A guinada contra a plataforma social mais popular aconteceu em 2018, logo depois que a Cambridge Analytica, empresa britânica de assessoria política que comandou a campanha digital de Donald Trump na corrida presidencial de 2016, nos Estados Unidos, usou um aplicativo do Facebook para coletar, sem o consentimento das pessoas, informações confidenciais de 87 milhões de usuários. Posteriormente, estes dados foram utilizados para manipular a opinião pública contra a então candidata Hillary Clinton.

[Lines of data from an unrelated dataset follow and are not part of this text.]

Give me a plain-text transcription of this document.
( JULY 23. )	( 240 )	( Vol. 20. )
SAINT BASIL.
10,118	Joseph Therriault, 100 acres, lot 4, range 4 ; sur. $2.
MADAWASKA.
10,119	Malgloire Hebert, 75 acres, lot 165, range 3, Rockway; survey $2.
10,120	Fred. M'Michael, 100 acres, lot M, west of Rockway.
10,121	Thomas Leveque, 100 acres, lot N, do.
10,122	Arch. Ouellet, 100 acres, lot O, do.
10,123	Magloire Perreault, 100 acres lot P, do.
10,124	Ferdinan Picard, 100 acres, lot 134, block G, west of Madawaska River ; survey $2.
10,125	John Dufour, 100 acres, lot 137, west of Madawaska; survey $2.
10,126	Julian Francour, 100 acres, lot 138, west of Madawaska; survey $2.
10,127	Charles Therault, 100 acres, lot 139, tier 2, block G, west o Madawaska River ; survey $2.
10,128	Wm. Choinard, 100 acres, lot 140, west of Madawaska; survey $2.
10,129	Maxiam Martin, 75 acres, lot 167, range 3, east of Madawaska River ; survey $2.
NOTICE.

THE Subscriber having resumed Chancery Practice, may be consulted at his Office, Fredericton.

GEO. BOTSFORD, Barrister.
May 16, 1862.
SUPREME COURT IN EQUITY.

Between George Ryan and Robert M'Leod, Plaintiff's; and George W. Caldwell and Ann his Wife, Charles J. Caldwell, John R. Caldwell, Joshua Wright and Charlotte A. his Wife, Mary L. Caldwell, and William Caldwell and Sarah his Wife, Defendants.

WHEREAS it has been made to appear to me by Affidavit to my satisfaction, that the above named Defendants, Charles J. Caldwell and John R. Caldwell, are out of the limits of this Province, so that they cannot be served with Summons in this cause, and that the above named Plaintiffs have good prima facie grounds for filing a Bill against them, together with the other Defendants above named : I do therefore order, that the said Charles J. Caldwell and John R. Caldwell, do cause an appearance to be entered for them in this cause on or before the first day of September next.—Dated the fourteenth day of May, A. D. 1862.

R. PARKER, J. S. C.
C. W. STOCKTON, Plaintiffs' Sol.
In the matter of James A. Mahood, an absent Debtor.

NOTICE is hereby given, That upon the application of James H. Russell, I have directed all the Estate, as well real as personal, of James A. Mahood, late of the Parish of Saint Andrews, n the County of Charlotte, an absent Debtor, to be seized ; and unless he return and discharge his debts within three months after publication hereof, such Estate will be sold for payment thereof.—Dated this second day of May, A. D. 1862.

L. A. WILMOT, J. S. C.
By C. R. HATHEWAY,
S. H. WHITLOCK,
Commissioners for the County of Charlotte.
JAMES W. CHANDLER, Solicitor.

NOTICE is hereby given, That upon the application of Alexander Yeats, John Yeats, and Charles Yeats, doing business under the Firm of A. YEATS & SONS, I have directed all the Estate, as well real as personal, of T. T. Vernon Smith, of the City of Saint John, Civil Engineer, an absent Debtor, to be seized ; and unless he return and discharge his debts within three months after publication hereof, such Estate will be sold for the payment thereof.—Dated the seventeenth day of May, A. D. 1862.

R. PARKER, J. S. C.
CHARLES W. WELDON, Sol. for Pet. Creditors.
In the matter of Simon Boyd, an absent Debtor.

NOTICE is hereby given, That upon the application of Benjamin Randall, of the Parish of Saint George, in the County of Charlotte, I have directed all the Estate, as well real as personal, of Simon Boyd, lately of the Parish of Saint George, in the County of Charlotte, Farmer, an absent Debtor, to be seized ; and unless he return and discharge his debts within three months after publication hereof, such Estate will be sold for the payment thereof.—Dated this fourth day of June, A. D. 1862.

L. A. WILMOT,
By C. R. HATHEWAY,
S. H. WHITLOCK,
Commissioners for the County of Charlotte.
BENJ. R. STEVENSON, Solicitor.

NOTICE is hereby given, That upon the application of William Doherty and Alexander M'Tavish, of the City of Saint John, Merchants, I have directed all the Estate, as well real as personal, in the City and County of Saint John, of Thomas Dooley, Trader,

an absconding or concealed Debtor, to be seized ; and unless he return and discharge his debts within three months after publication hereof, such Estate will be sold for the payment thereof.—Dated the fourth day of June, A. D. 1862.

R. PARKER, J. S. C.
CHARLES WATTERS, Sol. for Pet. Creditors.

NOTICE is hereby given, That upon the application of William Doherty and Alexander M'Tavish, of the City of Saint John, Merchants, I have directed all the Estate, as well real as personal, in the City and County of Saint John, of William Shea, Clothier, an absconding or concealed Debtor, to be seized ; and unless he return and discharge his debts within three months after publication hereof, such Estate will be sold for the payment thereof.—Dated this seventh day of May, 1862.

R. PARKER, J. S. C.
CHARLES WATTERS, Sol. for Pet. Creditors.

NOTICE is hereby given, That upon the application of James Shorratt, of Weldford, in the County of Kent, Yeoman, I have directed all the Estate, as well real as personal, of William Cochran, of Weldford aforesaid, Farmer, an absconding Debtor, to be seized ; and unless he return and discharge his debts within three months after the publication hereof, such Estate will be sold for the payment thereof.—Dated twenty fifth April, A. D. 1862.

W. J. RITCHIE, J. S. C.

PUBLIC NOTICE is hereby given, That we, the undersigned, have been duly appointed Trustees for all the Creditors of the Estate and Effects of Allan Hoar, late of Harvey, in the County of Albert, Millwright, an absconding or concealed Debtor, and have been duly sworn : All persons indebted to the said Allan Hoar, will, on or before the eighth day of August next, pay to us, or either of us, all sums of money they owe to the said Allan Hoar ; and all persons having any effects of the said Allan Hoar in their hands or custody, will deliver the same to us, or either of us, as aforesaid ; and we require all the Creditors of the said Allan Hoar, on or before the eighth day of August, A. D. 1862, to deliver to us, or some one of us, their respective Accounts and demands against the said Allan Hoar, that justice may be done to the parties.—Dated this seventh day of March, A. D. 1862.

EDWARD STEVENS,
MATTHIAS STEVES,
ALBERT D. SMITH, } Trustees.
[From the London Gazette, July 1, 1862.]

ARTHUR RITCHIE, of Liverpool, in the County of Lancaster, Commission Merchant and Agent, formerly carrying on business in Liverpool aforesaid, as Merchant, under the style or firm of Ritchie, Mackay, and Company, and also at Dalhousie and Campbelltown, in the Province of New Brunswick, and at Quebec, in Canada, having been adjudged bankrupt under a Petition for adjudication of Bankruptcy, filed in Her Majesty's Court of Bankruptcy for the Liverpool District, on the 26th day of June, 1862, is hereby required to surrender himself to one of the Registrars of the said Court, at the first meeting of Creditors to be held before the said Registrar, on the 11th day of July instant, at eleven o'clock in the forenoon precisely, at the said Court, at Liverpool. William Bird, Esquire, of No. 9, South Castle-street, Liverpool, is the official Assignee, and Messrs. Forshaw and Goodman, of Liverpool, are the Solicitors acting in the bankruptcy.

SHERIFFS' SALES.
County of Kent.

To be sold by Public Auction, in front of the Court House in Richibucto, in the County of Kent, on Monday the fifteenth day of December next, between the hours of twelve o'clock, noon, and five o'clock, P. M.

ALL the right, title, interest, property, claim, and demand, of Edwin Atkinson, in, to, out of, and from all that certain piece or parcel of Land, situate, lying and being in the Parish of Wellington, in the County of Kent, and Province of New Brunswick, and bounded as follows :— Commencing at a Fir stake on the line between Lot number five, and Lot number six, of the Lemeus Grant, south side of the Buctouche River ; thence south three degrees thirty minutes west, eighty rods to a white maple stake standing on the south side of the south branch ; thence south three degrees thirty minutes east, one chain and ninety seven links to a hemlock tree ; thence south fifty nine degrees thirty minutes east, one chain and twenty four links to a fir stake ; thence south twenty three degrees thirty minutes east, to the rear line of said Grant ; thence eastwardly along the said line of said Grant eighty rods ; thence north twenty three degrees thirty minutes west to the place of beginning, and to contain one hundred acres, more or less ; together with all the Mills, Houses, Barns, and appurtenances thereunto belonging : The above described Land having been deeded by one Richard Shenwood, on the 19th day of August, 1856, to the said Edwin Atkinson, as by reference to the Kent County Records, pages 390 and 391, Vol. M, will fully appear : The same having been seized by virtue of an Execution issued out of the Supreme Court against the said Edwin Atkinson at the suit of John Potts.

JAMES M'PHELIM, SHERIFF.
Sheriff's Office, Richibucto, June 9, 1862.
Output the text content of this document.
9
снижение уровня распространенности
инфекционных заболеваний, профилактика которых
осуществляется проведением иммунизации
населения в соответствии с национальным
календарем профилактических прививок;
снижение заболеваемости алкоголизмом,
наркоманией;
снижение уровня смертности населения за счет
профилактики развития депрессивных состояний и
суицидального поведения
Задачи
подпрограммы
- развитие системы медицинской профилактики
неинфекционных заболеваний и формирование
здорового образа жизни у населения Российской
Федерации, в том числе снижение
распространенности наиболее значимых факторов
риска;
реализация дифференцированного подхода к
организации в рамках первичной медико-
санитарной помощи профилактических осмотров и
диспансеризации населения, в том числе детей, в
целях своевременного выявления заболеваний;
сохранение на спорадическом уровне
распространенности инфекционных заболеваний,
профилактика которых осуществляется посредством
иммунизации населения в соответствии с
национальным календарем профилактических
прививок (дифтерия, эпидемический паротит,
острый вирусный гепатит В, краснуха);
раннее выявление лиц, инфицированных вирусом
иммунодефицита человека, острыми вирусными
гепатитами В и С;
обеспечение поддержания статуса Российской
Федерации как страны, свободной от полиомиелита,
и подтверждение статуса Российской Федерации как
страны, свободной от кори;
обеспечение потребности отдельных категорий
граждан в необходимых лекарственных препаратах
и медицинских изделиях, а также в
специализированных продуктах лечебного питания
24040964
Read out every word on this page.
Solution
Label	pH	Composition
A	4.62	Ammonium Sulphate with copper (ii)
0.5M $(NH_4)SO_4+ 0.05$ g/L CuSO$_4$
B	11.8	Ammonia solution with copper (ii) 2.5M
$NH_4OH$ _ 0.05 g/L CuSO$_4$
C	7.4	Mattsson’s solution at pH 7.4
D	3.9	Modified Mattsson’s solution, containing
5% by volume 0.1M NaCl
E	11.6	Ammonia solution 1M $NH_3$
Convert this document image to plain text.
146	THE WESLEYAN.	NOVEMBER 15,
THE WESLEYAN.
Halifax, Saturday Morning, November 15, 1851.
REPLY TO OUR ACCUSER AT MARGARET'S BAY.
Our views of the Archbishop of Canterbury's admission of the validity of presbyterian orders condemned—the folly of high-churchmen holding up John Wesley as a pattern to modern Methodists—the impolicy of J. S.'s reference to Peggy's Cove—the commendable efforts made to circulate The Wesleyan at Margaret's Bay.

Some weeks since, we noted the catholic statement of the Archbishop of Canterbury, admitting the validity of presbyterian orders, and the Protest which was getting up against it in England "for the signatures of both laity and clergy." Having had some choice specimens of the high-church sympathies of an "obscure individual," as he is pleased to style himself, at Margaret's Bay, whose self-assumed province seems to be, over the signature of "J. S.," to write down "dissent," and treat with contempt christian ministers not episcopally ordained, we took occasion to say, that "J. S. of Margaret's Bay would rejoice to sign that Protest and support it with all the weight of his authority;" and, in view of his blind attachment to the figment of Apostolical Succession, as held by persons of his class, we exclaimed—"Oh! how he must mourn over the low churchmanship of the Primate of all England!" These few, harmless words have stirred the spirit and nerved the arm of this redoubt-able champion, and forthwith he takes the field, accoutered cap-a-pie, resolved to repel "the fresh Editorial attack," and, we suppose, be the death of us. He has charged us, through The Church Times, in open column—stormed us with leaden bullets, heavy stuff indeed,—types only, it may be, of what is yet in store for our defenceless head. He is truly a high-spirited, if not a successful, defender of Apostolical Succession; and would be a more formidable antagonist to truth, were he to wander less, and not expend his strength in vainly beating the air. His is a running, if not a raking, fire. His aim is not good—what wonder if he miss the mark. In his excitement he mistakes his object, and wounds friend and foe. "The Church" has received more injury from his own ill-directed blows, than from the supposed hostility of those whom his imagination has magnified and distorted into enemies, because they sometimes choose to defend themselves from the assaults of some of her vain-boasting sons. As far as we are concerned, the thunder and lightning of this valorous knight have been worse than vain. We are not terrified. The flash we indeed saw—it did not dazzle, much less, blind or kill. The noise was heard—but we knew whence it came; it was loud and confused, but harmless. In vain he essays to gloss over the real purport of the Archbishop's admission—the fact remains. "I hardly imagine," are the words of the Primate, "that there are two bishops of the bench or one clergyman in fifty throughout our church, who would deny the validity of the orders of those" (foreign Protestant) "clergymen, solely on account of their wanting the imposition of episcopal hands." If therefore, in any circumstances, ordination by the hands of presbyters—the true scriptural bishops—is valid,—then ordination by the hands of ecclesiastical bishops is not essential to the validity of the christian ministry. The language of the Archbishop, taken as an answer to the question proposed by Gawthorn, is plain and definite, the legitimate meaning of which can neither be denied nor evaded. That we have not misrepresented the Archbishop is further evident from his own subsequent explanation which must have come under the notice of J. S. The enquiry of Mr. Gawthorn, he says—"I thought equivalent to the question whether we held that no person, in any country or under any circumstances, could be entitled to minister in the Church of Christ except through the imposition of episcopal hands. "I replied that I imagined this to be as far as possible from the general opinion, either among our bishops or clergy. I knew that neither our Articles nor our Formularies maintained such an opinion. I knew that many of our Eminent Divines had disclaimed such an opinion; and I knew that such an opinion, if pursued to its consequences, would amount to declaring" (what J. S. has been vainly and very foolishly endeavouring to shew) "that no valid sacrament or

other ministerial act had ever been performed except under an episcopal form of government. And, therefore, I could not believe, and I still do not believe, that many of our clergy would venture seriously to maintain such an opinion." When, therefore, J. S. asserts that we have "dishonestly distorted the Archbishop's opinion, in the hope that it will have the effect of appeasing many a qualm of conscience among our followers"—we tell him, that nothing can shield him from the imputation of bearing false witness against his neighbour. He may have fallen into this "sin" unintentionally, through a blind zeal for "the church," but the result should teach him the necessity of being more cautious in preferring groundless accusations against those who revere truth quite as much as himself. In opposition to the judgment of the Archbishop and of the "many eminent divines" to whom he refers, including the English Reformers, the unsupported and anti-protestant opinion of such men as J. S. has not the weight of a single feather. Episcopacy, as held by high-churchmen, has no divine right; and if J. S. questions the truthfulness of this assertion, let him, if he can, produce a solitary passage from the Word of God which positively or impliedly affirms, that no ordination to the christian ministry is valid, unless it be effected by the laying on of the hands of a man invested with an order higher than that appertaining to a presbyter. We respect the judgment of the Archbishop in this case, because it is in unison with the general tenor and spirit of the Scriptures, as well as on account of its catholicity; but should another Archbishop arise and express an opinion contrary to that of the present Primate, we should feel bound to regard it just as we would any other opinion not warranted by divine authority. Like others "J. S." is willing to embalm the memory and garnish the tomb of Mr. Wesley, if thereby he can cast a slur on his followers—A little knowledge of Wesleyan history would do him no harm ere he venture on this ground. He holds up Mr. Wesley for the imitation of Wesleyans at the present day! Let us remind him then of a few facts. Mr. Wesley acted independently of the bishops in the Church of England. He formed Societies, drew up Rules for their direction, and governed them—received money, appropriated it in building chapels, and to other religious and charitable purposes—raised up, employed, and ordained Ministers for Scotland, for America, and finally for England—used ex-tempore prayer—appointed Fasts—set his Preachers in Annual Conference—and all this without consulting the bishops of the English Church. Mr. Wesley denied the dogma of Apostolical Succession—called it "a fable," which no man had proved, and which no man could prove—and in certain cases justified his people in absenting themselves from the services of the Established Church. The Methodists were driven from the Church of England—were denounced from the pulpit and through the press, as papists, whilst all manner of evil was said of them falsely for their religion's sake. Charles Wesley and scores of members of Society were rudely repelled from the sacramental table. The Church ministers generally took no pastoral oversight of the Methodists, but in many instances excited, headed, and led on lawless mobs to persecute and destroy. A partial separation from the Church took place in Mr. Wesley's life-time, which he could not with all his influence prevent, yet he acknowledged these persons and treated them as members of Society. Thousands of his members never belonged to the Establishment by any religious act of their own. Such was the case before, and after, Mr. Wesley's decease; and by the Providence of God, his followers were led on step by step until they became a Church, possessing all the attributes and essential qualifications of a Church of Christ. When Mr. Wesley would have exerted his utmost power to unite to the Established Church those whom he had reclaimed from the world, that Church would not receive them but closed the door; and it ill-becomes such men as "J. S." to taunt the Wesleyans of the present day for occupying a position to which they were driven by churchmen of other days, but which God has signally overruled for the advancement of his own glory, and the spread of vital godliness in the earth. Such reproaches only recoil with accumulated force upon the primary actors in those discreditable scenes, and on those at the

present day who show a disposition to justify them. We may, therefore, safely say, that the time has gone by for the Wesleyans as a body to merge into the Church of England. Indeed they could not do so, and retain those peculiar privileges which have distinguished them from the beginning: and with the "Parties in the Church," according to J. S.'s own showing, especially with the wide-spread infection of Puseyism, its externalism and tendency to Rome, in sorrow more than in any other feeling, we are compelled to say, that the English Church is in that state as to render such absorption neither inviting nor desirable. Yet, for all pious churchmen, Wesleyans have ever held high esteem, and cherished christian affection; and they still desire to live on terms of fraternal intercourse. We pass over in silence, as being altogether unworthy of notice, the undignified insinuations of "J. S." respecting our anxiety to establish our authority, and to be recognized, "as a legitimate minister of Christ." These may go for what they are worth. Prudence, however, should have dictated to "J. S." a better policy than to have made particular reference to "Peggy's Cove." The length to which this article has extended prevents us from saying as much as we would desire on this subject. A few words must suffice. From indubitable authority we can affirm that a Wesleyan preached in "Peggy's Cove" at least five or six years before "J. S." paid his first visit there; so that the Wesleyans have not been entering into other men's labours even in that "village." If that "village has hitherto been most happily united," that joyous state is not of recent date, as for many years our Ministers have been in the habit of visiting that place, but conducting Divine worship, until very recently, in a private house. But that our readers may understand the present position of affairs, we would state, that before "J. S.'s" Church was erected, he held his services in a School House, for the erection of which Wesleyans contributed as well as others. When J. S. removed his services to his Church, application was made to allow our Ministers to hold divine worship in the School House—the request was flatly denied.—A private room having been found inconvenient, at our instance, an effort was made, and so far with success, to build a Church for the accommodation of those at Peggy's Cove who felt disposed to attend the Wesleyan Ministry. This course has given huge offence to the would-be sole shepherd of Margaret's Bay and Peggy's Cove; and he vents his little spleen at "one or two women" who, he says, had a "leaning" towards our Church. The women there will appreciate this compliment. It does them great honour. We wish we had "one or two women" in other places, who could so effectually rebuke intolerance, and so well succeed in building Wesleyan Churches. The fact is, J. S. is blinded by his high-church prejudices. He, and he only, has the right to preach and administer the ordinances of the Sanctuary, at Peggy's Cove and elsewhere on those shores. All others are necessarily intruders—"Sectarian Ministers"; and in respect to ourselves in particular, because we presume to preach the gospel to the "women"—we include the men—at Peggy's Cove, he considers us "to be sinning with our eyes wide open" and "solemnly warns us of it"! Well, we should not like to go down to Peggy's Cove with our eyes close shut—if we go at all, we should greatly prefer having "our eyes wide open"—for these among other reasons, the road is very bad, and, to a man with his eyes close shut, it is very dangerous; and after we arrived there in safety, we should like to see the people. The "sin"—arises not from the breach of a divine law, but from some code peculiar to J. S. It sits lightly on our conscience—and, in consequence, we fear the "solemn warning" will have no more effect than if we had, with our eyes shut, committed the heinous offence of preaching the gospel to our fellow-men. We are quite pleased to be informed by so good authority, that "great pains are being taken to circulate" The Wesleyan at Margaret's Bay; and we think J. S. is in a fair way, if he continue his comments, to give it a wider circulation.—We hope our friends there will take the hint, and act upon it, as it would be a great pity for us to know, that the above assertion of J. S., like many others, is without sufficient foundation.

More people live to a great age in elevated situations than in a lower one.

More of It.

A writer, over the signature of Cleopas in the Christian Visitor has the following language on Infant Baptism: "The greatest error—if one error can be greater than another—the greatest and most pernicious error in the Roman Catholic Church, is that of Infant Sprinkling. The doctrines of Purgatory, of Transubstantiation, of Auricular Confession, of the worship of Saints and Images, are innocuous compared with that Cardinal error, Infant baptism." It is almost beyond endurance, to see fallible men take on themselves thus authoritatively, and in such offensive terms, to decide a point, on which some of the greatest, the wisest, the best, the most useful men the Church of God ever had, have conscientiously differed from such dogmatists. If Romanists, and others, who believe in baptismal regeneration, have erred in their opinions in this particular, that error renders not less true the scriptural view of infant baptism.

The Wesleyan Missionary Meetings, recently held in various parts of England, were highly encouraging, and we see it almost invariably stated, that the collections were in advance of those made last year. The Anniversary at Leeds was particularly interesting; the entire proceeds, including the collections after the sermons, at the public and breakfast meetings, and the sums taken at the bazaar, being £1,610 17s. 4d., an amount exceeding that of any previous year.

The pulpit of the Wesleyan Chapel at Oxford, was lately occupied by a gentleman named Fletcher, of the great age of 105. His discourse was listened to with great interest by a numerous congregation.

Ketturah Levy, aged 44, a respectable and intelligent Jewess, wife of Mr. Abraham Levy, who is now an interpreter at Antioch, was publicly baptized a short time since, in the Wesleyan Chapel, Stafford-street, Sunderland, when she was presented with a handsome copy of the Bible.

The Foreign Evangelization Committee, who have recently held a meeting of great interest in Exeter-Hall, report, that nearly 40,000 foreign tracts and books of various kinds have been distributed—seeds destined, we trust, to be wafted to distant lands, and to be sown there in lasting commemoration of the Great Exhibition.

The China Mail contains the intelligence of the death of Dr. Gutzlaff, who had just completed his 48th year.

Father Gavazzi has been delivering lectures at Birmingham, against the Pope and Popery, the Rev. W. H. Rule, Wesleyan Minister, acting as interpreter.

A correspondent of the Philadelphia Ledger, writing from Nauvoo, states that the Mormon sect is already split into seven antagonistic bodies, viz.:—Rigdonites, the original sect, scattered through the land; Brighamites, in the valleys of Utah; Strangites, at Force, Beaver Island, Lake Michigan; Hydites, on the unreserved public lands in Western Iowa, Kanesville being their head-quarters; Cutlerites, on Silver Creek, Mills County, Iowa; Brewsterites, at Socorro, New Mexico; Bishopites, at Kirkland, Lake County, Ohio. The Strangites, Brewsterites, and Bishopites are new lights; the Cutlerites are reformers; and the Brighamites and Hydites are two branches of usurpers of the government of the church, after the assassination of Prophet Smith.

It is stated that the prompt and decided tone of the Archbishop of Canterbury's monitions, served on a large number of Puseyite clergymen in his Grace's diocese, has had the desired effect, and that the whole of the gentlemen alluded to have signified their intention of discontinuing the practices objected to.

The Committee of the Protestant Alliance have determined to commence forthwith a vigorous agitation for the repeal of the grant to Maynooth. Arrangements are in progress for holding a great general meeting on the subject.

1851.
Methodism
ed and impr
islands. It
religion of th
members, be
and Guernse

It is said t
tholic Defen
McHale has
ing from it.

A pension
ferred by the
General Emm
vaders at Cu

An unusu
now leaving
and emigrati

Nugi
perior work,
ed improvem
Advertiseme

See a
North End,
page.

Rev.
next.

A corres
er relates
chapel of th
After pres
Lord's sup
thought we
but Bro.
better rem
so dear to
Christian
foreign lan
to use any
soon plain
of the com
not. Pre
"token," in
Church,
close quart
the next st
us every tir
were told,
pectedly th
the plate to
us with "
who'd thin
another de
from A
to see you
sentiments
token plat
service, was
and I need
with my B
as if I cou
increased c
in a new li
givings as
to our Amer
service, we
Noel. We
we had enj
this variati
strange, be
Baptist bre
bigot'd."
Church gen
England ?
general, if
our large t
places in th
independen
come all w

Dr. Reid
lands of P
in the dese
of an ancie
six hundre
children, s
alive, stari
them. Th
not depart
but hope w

Elizabeth Saad, professora titular da Escola de Comunicações e Artes da Universidade de São Paulo (ECA/USP) e coordenadora do grupo COM +, que estuda as mídias digitais, acredita que o movimento de êxodo da rede de Zuck é uma onda.
— As campanhas contra o Facebook são de momento, vão e voltam. Porém, as pessoas precisam ficar atentas aos rastros deixados nesta rede e as suas configurações de privacidade, porque sempre existe a possibilidade de quebra de segurança — diz a pesquisadora.
Elizabeth ressalta que esta plataforma está na berlinda justamente por concentrar um grande número de comercialização de dados. Leonardo Fagundes, professor e coordenador do curso de graduação em Segurança da Informação na Universidade do Vale do Rio dos Sinos (Unisinos), segue a mesma linha de raciocínio dizendo que os serviços e produtos digitais estão sujeitos a vulnerabilidades.
— Não deveríamos desistir de usar um serviço se ele é bom e cumpre seus objetos. Para isso, essas instituições precisam entender a segurança como um requisito do negócio e implementá-la desde a sua concepção. Porque, quando o produto ou serviço gera danos e apresenta falhas, a tendência é de que os usuários deixem de usá-lo — pontua.
Os dados pessoais são a moeda da era moderna
Para acessar o Facebook, não é preciso pagar uma mensalidade. Mas você "paga" por sua permanência e mantém os cofres de Mark Zuckerberg cheios por meio dos dados fornecidos, a partir do momento em que são aceitos os termos de uso da plataforma. Já que as informações dos indivíduos são o principal ativo de Mark. Uma vez cadastrado, o usuário agrega a cada curtida, comentário, foto e texto postados informações sobre suas preferências. As informações dos bilhões de pessoas que fazem uso do Facebook são aglomeradas — sem sua identificação — e comercializadas junto às marcas para que estas desenvolvam suas ações de marketing digital, destaca a professora titular da ECA/USP.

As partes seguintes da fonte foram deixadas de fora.